It was announced yesterday that the talks between the four parties right of the political centre which began after Norway’s general election on 9 September have concluded that the Conservative Party and the right wing populist Progress Party will begin negotiations to form a minority coalition government, while the two centre-right parties, the Liberal Party and the Christian People’s Party, will not enter the coalition. However, the four parties, who together hold a parliamentary majority, have signed an agreement whereby the Liberal Party and the Christian People’s Party have received certain concessions and the incoming government has agreed to seek parliamentary support from them.
If the negotiations succeed and lead to the formation of a government it will be the first time in Norwegian history that the Progress Party enters the government offices and indeed one of the few examples of a Conservative party forming a government with the right wing populists.

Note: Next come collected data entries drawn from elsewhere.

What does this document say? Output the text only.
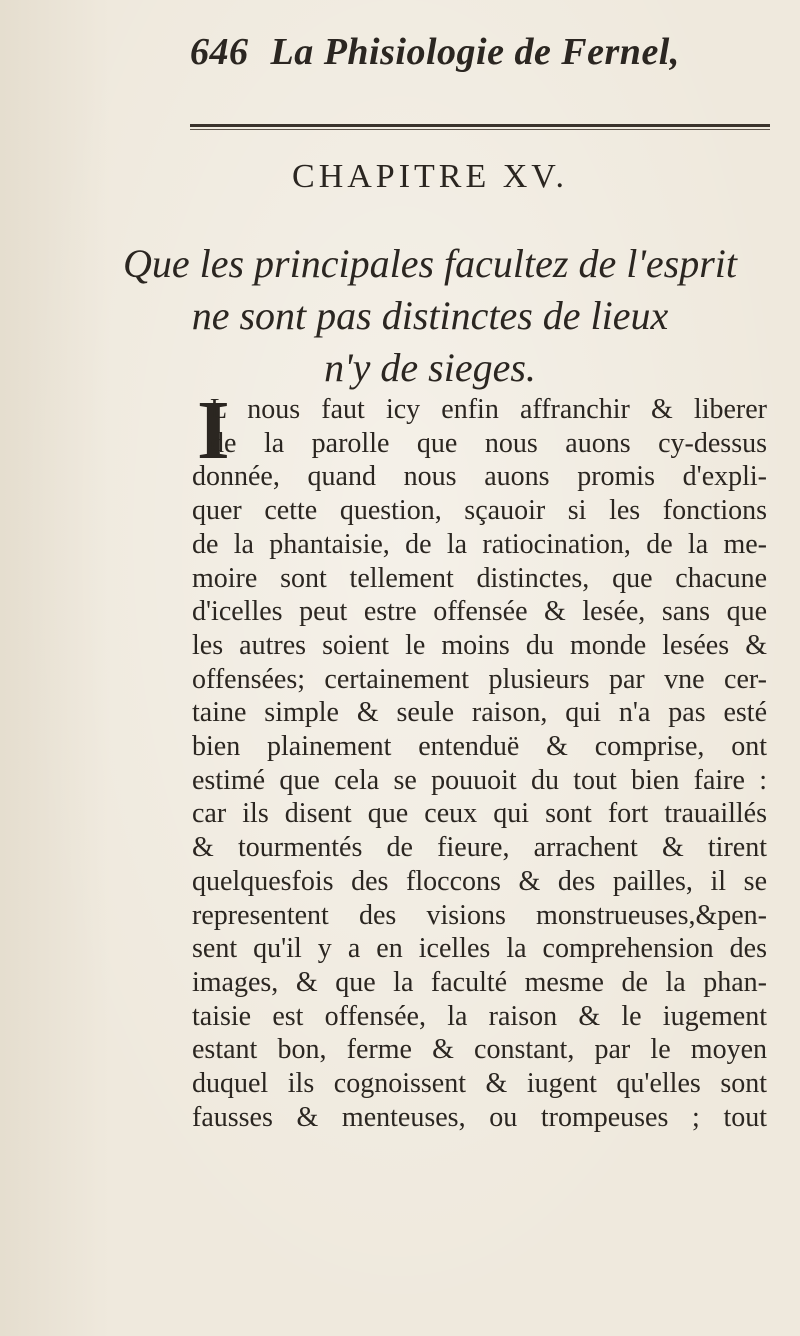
646 La Phisiologie de Fernel,
CHAPITRE XV.
Que les principales facultez de l'esprit
ne sont pas distinctes de lieux
n'y de sieges.
I
L nous faut icy enfin affranchir & liberer
de la parolle que nous auons cy-dessus
donnée, quand nous auons promis d'expli-
quer cette question, sçauoir si les fonctions
de la phantaisie, de la ratiocination, de la me-
moire sont tellement distinctes, que chacune
d'icelles peut estre offensée & lesée, sans que
les autres soient le moins du monde lesées &
offensées; certainement plusieurs par vne cer-
taine simple & seule raison, qui n'a pas esté
bien plainement entenduë & comprise, ont
estimé que cela se pouuoit du tout bien faire :
car ils disent que ceux qui sont fort trauaillés
& tourmentés de fieure, arrachent & tirent
quelquesfois des floccons & des pailles, il se
representent des visions monstrueuses,&pen-
sent qu'il y a en icelles la comprehension des
images, & que la faculté mesme de la phan-
taisie est offensée, la raison & le iugement
estant bon, ferme & constant, par le moyen
duquel ils cognoissent & iugent qu'elles sont
fausses & menteuses, ou trompeuses ; tout
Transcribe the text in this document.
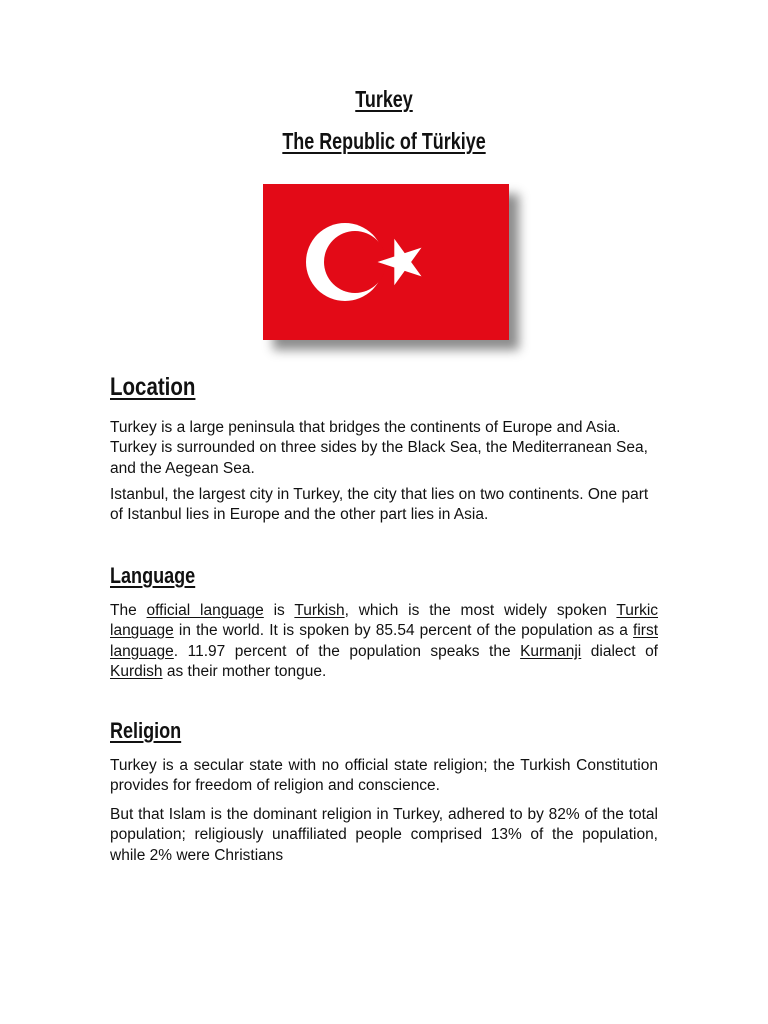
Turkey
The Republic of Türkiye
Location

Turkey is a large peninsula that bridges the continents of Europe and Asia. Turkey is surrounded on three sides by the Black Sea, the Mediterranean Sea, and the Aegean Sea.

Istanbul, the largest city in Turkey, the city that lies on two continents. One part of Istanbul lies in Europe and the other part lies in Asia.

Language

The official language is Turkish, which is the most widely spoken Turkic language in the world. It is spoken by 85.54 percent of the population as a first language. 11.97 percent of the population speaks the Kurmanji dialect of Kurdish as their mother tongue.

Religion

Turkey is a secular state with no official state religion; the Turkish Constitution provides for freedom of religion and conscience.

But that Islam is the dominant religion in Turkey, adhered to by 82% of the total population; religiously unaffiliated people comprised 13% of the population, while 2% were Christians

The King will open the new Parliament on 9 October. Five days later the outgoing Prime Minister, Jens Stoltenberg, will present the fiscal budget for 2014 and thereafter tender his and his centre-left coalition government’s resignation to the King. The new government will thereafter take office within a few days.
The outcome announced yesterday marks the failure of the preferred strategy of incoming Prime Minister Erna Solberg, leader of the Conservative Party, whose aim was a majority government which included all the four parties right of the political centre. As things stand she will now first have to make compromises to the right with the Progress Party, which on crucial issues have placed itself outside the general political consensus, and when this has been achieved the government will have to make another compromise to the left to find parliamentary support. The next four years will surely not be boring politically.